I wrote a recursive function that takes an array of positive integers (> 0) ( denominations ) and an integer value ( amount ) and returns the number of ways it is possible to obtain the value using only the integers in the array. So for example, the array of integers can be thought of as change and the integer value as the amount of money you have to pay. And the function returns the number of ways you can pay the cashier. For example:

amount = 4 and denominations = [1,2,3,4]

This should return 5

I have tested my function and it works fine. When calling the function, the arguments acc and index are passed as 0. Here is the function:

public int count_number_of_ways(int amount, int acc, int index,  int[] denominations) {

        if (acc > amount) return 0;

        if (amount == acc) return 1;


        int len = denominations.length;
        int count = 0;

        while (acc < amount) {


            for (int i = index + 1; i < len; i++) {


                count += count_number_of_ways(amount, acc + denominations[i], i, denominations);


            }

            acc += denominations[index];

            if (acc > amount) return count + 0;

            if (acc == amount) return count + 1;

        }

        return count + 0;


}

I tried to compute the time complexity of this function but hit a brick wall. The recursive call is inside a for loop which is inside a while loop and that made things confusing for me. Could anyone help me determine the time complexity for this function ?

Answer 1

Generally speaking in worst case you will spend time proportional to ( amount / denominations[0] ) * ( amount / denominations[1] ) * ... * ( amount / denominations[n] ), where n - number of denominations.

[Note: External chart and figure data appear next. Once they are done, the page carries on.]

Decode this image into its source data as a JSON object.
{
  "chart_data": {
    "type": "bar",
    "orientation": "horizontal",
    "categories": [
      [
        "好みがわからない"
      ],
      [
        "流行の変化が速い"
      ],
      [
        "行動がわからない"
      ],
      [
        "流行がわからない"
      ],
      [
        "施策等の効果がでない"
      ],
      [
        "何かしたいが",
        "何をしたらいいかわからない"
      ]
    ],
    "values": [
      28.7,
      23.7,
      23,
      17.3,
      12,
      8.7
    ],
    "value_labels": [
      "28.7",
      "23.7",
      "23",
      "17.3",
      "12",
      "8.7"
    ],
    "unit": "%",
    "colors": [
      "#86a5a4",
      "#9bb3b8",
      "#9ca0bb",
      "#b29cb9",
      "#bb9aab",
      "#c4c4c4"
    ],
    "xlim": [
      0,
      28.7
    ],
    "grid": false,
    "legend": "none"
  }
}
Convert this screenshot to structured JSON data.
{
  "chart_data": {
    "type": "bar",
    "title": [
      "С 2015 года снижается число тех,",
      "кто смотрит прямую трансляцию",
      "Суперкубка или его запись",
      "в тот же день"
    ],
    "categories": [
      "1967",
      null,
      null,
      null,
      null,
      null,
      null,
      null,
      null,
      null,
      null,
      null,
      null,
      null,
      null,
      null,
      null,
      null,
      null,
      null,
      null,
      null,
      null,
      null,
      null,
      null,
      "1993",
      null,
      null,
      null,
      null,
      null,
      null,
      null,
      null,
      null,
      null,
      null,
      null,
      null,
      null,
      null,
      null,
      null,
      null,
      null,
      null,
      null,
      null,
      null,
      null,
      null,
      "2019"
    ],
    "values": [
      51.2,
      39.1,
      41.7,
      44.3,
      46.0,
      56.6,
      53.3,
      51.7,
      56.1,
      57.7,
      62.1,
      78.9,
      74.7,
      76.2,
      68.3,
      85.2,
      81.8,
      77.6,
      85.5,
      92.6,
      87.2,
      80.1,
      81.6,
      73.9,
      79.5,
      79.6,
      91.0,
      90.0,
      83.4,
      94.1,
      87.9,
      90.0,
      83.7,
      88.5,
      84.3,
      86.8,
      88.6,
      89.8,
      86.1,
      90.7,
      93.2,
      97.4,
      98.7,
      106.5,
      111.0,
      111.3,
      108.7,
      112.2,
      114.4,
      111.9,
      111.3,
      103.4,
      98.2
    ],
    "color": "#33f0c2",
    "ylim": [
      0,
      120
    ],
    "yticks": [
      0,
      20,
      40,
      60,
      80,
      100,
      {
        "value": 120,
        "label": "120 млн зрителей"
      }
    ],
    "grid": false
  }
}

This is because you look over all sets of counts for each of your denominations. And maximum count for particular denomination number i is amount / denominations[i] .

In real case you stop the process earlier but I don't think it changes O((amount/geometric_average_denomination)^n).

It's possible to avoid exponential time though. For that you can use dynamic programming approach. Here is my version of your algorithm requiring O(amount * n) time:

public static int count_number_of_ways(int amount, int index, Integer[][] cache, int[] denominations) {
    if (cache == null)
        cache = new Integer[denominations.length][amount + 1];
    if (amount == 0) {
        int ret = 1;
        cache[index][amount] = ret;
        return ret;
    }
    if (cache[index][amount] != null) {
        return cache[index][amount];
    }
    int ret = 0;
    if (index + 1 < denominations.length)
        ret += count_number_of_ways(amount, index + 1, cache, denominations);
    if (amount >= denominations[index])
        ret += count_number_of_ways(amount - denominations[index], index, cache, denominations);
    cache[index][amount] = ret;
    return ret;
}

The idea is to fill matrix of size [n][amount] where each element (i,j) is number of solutions for amount=j using subset of denominations with indexes>=i. You fill each element of this cache matrix only once and reuse it later if it's defined already.

Use it like:

int ret = count_number_of_ways(amount, 0, null, denominations)